Pour Qui Roule Pape Alé Niang ?

«Sur toutes choses, le prince doit se conduire envers ses sujets de telle manière qu’on ne le voit point varier selon les circonstances, bonnes ou mauvaises.» Machiavel

Dans l’Afrique précoloniale, le respect de la parole donnée a toujours été un impératif auquel les Africains n’ont jamais dérogé, même au prix de leur vie. En fait, des exemples pour étayer cette thèse ne manquent pas. Même si parfois on rencontre des embellissements qui d’ailleurs ne changent pas grand-chose à la réalité. Comme l’histoire de ce sacrificateur dogon du Mali racontée par Amadou Hampâté Ba. A la recherche d’un Blanc ou Rouge pour leur sacrifice humain annuel, les préposés à la chasse, devant l’impossibilité de trouver un Blanc ou un albinos, jettent leur dévolu sur une femme peule venue vendre du lait caillé comme à l’accoutumée. Mais comme cette dernière avait lié une relation de mère à fille avec une vieille dame qui vendait dans le marché, cette bonne dame, au courant de tout, conseilla à sa protégée d’aller se mettre sous la tutelle du sacrificateur. Mis devant le fait accompli, pour résumer ce récit assez long, le maître du couteau révéla le secret qui a permis à la vendeuse de lait de se sauver. Après avoir amené sa filleule d’infortune jusqu’à son village, le vieux, à son retour, remit le couteau à son fils aîné, car il s’estimait indigne d’en être désormais le dépositaire parce qu’ayant failli à la parole donnée.

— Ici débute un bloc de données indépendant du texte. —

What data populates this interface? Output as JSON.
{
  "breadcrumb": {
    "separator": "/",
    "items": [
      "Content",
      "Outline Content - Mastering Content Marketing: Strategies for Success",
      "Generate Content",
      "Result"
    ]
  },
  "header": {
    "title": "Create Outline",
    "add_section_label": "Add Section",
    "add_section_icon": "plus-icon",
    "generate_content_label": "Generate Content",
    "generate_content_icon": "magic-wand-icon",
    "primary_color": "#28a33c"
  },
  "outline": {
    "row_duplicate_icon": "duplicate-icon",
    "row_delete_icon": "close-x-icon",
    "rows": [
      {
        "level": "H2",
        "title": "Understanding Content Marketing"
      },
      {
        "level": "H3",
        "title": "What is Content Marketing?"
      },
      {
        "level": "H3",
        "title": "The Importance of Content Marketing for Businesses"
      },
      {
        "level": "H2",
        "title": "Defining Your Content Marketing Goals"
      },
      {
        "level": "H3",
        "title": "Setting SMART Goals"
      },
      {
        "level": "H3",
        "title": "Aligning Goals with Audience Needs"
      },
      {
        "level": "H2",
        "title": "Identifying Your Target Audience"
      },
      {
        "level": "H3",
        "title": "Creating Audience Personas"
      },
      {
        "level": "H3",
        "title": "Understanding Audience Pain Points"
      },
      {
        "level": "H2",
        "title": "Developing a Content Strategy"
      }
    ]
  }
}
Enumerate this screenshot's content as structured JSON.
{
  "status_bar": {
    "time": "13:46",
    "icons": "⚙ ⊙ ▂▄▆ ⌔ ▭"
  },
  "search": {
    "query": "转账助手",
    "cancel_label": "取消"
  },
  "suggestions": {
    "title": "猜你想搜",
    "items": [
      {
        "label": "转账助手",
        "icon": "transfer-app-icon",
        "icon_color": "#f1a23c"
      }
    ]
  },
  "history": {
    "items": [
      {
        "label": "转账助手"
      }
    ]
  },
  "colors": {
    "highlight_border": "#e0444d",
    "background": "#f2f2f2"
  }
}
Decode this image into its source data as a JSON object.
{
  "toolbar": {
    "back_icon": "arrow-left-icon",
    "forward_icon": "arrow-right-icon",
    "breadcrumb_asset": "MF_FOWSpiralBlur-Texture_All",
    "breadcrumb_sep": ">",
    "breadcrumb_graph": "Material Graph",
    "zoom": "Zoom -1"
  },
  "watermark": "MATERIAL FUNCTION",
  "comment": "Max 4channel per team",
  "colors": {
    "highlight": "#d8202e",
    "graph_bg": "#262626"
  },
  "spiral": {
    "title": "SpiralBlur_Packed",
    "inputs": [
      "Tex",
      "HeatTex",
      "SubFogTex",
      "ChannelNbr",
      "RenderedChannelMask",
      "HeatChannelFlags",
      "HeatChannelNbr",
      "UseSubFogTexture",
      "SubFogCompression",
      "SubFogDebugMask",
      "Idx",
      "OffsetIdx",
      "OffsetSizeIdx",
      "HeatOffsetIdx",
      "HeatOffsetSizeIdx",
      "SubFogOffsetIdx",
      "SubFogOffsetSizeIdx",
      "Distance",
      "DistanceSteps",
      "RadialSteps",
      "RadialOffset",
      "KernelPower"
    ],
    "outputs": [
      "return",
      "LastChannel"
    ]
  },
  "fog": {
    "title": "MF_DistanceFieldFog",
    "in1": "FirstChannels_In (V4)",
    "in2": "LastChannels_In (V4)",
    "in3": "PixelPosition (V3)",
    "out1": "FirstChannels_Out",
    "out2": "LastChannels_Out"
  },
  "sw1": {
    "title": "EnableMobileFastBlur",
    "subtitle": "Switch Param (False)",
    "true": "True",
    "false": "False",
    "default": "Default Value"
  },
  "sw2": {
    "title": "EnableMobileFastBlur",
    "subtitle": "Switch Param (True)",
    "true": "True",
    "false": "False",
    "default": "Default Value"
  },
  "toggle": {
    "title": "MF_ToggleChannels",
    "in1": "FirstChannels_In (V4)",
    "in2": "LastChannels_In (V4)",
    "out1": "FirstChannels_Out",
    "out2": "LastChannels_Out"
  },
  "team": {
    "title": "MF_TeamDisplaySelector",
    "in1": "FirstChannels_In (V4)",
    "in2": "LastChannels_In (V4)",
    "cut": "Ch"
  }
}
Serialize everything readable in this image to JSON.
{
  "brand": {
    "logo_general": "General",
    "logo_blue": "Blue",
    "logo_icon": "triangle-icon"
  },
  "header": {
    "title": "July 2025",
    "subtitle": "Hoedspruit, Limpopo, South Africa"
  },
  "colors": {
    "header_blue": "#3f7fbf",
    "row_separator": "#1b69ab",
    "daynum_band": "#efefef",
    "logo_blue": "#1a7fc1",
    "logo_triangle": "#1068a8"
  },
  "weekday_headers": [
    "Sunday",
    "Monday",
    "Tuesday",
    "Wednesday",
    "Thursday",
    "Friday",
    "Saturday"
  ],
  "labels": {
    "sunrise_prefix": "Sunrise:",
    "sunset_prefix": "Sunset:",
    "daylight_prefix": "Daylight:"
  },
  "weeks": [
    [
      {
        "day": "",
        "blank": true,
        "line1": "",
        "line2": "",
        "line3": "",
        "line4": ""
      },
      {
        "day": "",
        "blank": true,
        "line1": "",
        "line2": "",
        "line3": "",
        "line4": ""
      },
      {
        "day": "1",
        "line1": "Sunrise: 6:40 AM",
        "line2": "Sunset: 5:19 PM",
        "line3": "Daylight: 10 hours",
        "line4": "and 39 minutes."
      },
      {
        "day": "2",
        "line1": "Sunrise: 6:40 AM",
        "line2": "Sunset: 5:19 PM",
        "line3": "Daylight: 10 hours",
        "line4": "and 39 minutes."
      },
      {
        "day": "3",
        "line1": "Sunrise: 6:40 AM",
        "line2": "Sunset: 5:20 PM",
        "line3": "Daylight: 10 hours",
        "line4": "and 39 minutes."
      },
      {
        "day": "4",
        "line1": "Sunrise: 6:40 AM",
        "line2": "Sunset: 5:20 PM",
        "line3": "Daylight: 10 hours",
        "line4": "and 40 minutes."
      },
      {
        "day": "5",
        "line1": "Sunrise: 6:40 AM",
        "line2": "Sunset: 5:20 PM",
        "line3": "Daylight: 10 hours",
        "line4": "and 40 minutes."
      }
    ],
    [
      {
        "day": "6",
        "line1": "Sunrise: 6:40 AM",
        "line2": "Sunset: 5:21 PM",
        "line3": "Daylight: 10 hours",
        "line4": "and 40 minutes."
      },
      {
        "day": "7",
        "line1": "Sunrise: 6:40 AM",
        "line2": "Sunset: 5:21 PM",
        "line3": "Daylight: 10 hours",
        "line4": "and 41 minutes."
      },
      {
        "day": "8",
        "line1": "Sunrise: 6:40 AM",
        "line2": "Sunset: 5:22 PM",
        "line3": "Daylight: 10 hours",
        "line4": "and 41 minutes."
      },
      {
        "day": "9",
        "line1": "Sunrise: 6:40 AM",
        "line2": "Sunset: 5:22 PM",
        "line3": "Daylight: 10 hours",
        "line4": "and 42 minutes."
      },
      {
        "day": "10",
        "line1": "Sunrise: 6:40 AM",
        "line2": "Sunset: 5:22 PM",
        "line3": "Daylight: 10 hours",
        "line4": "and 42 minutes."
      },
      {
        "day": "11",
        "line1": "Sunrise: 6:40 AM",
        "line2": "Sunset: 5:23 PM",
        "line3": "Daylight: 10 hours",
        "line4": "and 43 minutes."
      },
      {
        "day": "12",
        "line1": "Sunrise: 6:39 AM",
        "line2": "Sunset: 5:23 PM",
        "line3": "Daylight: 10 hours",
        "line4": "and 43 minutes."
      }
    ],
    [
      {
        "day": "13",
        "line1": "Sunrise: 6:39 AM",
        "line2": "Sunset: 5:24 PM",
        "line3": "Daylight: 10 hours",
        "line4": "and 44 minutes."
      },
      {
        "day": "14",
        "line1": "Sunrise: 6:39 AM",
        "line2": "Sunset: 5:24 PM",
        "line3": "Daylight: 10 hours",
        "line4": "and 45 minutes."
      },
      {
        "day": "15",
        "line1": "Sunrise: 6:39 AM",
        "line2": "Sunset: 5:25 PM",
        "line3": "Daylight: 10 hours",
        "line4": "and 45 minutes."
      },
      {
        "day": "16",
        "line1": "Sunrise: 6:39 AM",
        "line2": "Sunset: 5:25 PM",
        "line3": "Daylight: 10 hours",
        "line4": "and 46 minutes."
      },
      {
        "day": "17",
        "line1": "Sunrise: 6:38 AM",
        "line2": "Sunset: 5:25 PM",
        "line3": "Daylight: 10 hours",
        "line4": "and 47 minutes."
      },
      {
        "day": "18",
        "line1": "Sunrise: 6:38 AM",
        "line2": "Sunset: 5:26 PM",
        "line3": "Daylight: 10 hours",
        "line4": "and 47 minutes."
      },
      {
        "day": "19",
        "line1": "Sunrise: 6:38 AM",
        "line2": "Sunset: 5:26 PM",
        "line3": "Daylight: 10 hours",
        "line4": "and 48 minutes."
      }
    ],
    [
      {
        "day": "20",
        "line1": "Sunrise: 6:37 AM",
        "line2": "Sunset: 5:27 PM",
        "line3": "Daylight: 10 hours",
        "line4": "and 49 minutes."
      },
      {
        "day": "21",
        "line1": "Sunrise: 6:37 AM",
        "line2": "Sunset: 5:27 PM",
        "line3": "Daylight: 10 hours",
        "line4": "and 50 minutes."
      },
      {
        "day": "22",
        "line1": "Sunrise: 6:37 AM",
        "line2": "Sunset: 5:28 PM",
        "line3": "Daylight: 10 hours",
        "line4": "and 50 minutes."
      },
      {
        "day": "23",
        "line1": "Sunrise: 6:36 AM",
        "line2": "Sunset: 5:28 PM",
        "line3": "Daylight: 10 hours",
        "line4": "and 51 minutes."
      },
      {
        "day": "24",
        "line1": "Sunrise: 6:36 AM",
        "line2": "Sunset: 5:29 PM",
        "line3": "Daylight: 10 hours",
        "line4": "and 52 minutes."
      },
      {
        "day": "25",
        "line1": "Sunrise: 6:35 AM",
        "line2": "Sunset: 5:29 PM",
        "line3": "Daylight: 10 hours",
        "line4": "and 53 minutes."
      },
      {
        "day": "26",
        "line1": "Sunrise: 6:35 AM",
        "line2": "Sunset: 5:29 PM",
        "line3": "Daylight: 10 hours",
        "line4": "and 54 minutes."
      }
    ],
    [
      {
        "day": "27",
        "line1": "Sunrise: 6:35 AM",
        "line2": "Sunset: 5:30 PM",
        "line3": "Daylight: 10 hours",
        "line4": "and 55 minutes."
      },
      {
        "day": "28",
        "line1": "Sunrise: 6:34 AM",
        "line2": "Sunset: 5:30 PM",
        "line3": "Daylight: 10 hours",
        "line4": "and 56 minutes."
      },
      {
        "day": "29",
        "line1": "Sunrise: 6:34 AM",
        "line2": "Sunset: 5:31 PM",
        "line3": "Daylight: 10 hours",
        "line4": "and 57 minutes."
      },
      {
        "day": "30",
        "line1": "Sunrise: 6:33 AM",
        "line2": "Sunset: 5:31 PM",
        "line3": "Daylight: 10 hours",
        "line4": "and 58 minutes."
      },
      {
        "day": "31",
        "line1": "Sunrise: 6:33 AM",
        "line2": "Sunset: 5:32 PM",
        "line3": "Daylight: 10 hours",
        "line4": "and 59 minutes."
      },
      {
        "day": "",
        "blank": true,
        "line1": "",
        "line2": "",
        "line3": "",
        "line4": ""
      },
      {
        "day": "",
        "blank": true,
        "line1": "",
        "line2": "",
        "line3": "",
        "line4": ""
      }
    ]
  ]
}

Donc le mensonge, le reniement et le dédit pour garder un strapontin, gagner des prébendes et des émoluments ont fait irruption en Afrique avec la militarisation…la civilisation. Si elle en est une ! La classe politique héritière du pouvoir colonial en est la plus affectée, et la presse. Certaine presse. En effet en 2011, quel est le Sénégalais qui n’a pas admiré le courage avec lequel le journaliste d’investigation Abdou Latif Coulibaly a abattu un travail de Titan pour éclairer la lanterne des Sénégalais sur le pillage des deniers publics par le puissant régime d’alors ? Alors que Talla Sylla venait de l’échapper belle aux abords du restaurant Le Régal. Cette aura a expliqué et justifié son choix comme candidat en 2012 de Benno alternative, avec Dr Diallo Diop et consorts. Pourtant, aujourd’hui, l’ex-parton de La gazette a troqué son manteau de paladin contre une guenille de pantin ; et survit en s’empiffrant sous tous les râteliers selon l’humeur du Président Macky Sall.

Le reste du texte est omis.